The Bank of England has cut the base rate to 0.25 per cent, has expanded QE by £60bn and will include corporate bond purchases in QE.
The decision to cut moves the UK’s interest rates to a new record low, and marks the first cut since 2009.
The move to expand QE takes the total stock of these asset purchases to £435bn. Additionally the bank announced £10bn to purchase UK corporate bonds, similar to the ECB’s move this year.
The MPC voted unanimously to cut the interest rate, and the committee said to expect a rate cut to “close to, but a little above, zero” by the end of the year. However, the decision on buying corporate bonds was split, with Kristin Forbes opposing the plan. The decision to boost QE was 6:3 with Forbes, Ian McCafferty and Martin Weale all voting against it.
The Bank said it has launched a Term Funding Scheme to help banks, which will face pressure under lower interest rates.
“As interest rates are close to zero, it is likely to be difficult for some banks and building societies to reduce deposit rates much further, which in turn might limit their ability to cut their lending rates.
“In order to mitigate this, the MPC is launching a Term Funding Scheme that will provide funding for banks at interest rates close to bank rate. This monetary policy action should help reinforce the transmission of the reduction in bank rate to the real economy to ensure that households and firms benefit from the MPC’s actions,” says a statement from the bank.
The next MPC meeting is on 3 November, after the BoE moved to only meeting eight times a year. However, it can call an extra meeting before then if it wants to.
Eric Lonergan, macro investment fund manager at M&G Investments, says the move is the “first serious decision Mark Carney has made since becoming governor”.
He described the move to cut by 25 basis points and announce additional QE as a “conventional and relatively dull decision”, although added that the effects of the decision “could be of global relevance”.

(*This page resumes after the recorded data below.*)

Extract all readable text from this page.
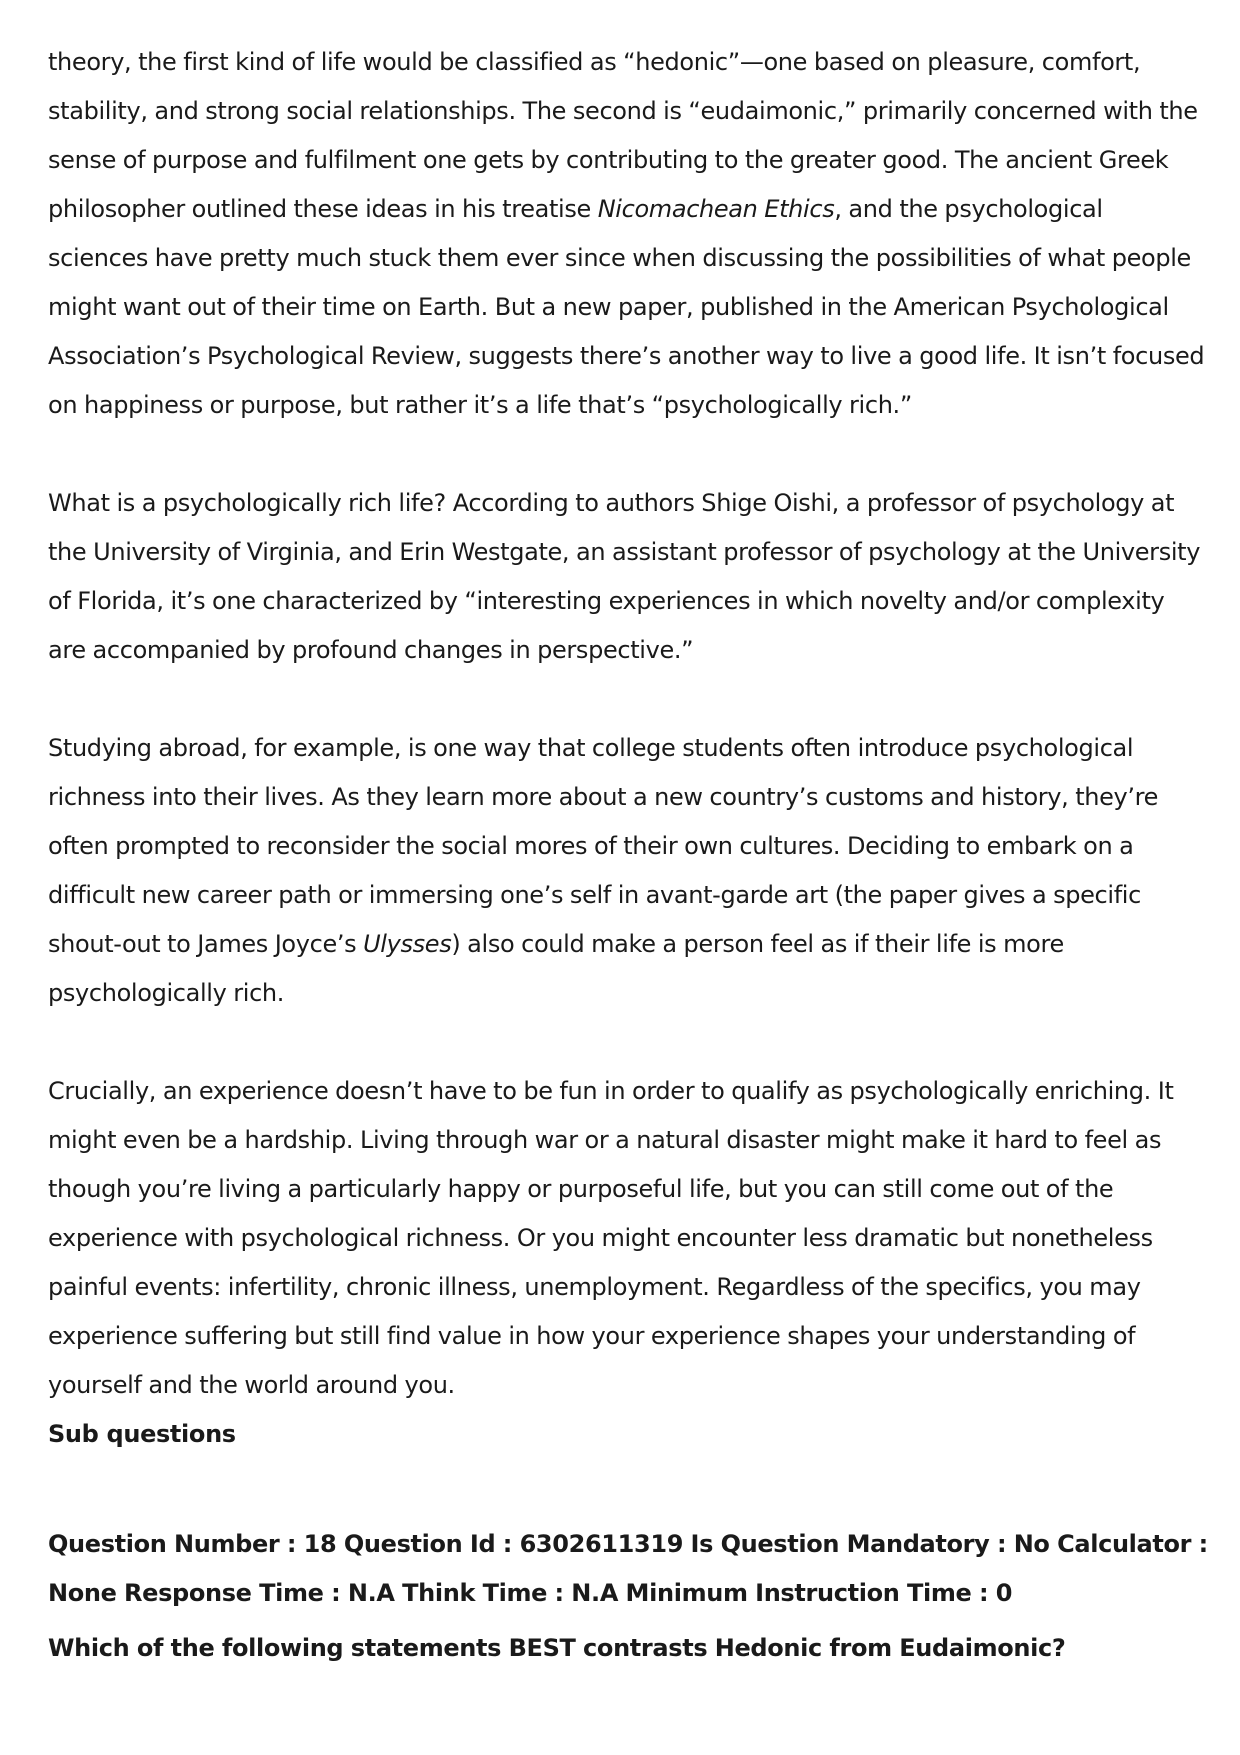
theory, the first kind of life would be classified as “hedonic”—one based on pleasure, comfort, stability, and strong social relationships. The second is “eudaimonic,” primarily concerned with the sense of purpose and fulfilment one gets by contributing to the greater good. The ancient Greek philosopher outlined these ideas in his treatise Nicomachean Ethics, and the psychological sciences have pretty much stuck them ever since when discussing the possibilities of what people might want out of their time on Earth. But a new paper, published in the American Psychological Association’s Psychological Review, suggests there’s another way to live a good life. It isn’t focused on happiness or purpose, but rather it’s a life that’s “psychologically rich.”

What is a psychologically rich life? According to authors Shige Oishi, a professor of psychology at the University of Virginia, and Erin Westgate, an assistant professor of psychology at the University of Florida, it’s one characterized by “interesting experiences in which novelty and/or complexity are accompanied by profound changes in perspective.”

Studying abroad, for example, is one way that college students often introduce psychological richness into their lives. As they learn more about a new country’s customs and history, they’re often prompted to reconsider the social mores of their own cultures. Deciding to embark on a difficult new career path or immersing one’s self in avant-garde art (the paper gives a specific shout-out to James Joyce’s Ulysses) also could make a person feel as if their life is more psychologically rich.

Crucially, an experience doesn’t have to be fun in order to qualify as psychologically enriching. It might even be a hardship. Living through war or a natural disaster might make it hard to feel as though you’re living a particularly happy or purposeful life, but you can still come out of the experience with psychological richness. Or you might encounter less dramatic but nonetheless painful events: infertility, chronic illness, unemployment. Regardless of the specifics, you may experience suffering but still find value in how your experience shapes your understanding of yourself and the world around you.

Sub questions

Question Number : 18 Question Id : 6302611319 Is Question Mandatory : No Calculator : None Response Time : N.A Think Time : N.A Minimum Instruction Time : 0

Which of the following statements BEST contrasts Hedonic from Eudaimonic?
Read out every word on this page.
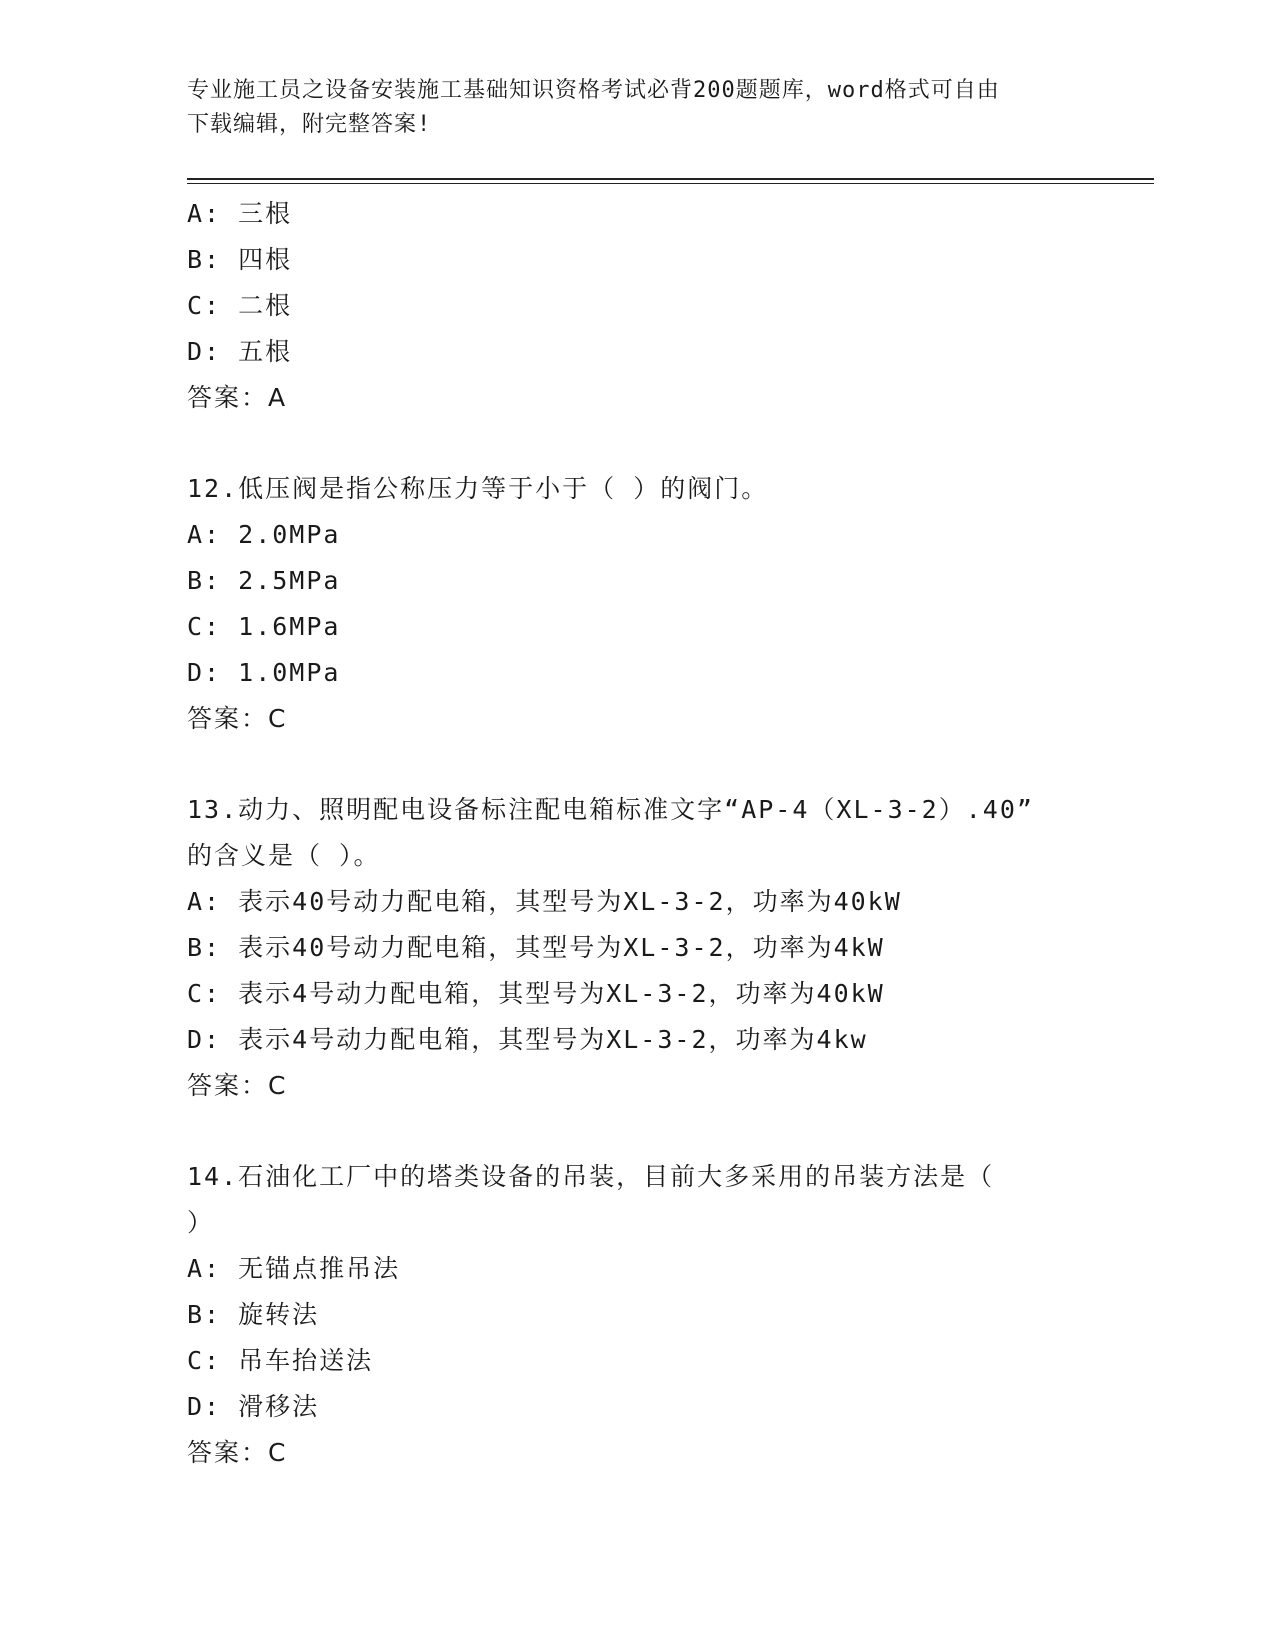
专业施工员之设备安装施工基础知识资格考试必背200题题库，word格式可自由
下载编辑，附完整答案!
A: 三根
B: 四根
C: 二根
D: 五根
答案：A
12.低压阀是指公称压力等于小于（ ）的阀门。
A: 2.0MPa
B: 2.5MPa
C: 1.6MPa
D: 1.0MPa
答案：C
13.动力、照明配电设备标注配电箱标准文字“AP-4（XL-3-2）.40”
的含义是（ ）。
A: 表示40号动力配电箱，其型号为XL-3-2，功率为40kW
B: 表示40号动力配电箱，其型号为XL-3-2，功率为4kW
C: 表示4号动力配电箱，其型号为XL-3-2，功率为40kW
D: 表示4号动力配电箱，其型号为XL-3-2，功率为4kw
答案：C
14.石油化工厂中的塔类设备的吊装，目前大多采用的吊装方法是（
）
A: 无锚点推吊法
B: 旋转法
C: 吊车抬送法
D: 滑移法
答案：C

Abi Oladimeji, chief investment officer at Thomas Miller Investment, says the decision to cut rates is a step in the right direction but further policy support will be needed.
“Having guided the markets to expect a rate cut, the Bank’s decision to leave rates on hold last month wrong-footed investors. In that context, anything other than a rate cut today would have undermined investors’ confidence in the Bank of England,” he says.
Ahead of the announcement markets were pricing in a rate cut with near certainty. Most commentators expected a 25 basis points cut, bringing rates to 0.25 per cent, and potentially an announcement of more asset purchases.
However, market watchers were more focused on what Carney had to say rather than just on the MPC’s actions, with Carney to hold a press conference after the move.
Architas investment director Adrian Lowcock said: “If Carney comes out with a negative market outlook that would be worse for companies, like banks, rather than what the bank is going to do with interest rates or further QE.
“This is the most priced-in rate cut we have had, but the actual impact on markets would be if they don’t make any move. A quarter rate cut is not significant and it is not a big impact in the economy.”
Chris Williamson, chief economist at IHS Markit, says a rate cut was a “foregone conclusion” following data showing the UK services sector, the most significant part of the economy, has suffered its worst fall in PMI in two decades.
A group of international economists has also called on the UK government to establish a “new collaborative relationship” with the Bank of England in order to create helicopter money in response to Brexit.
In an open letter published in The Guardian, the economists said: “Instead of policies designed to fuel asset price bubbles and increase household debt, the Treasury and the Bank should co-operate to directly stimulate aggregate demand in the real economy.”
In July the MPC voted by a majority of 8-1 to maintain the rate at 0.5 per cent, with one member, Gertjan Vlieghe, voting for a 25 basis point cut.
At the time the committee said it will likely move on interest rates in August, saying “most members of the committee expect monetary policy to be loosened in August”.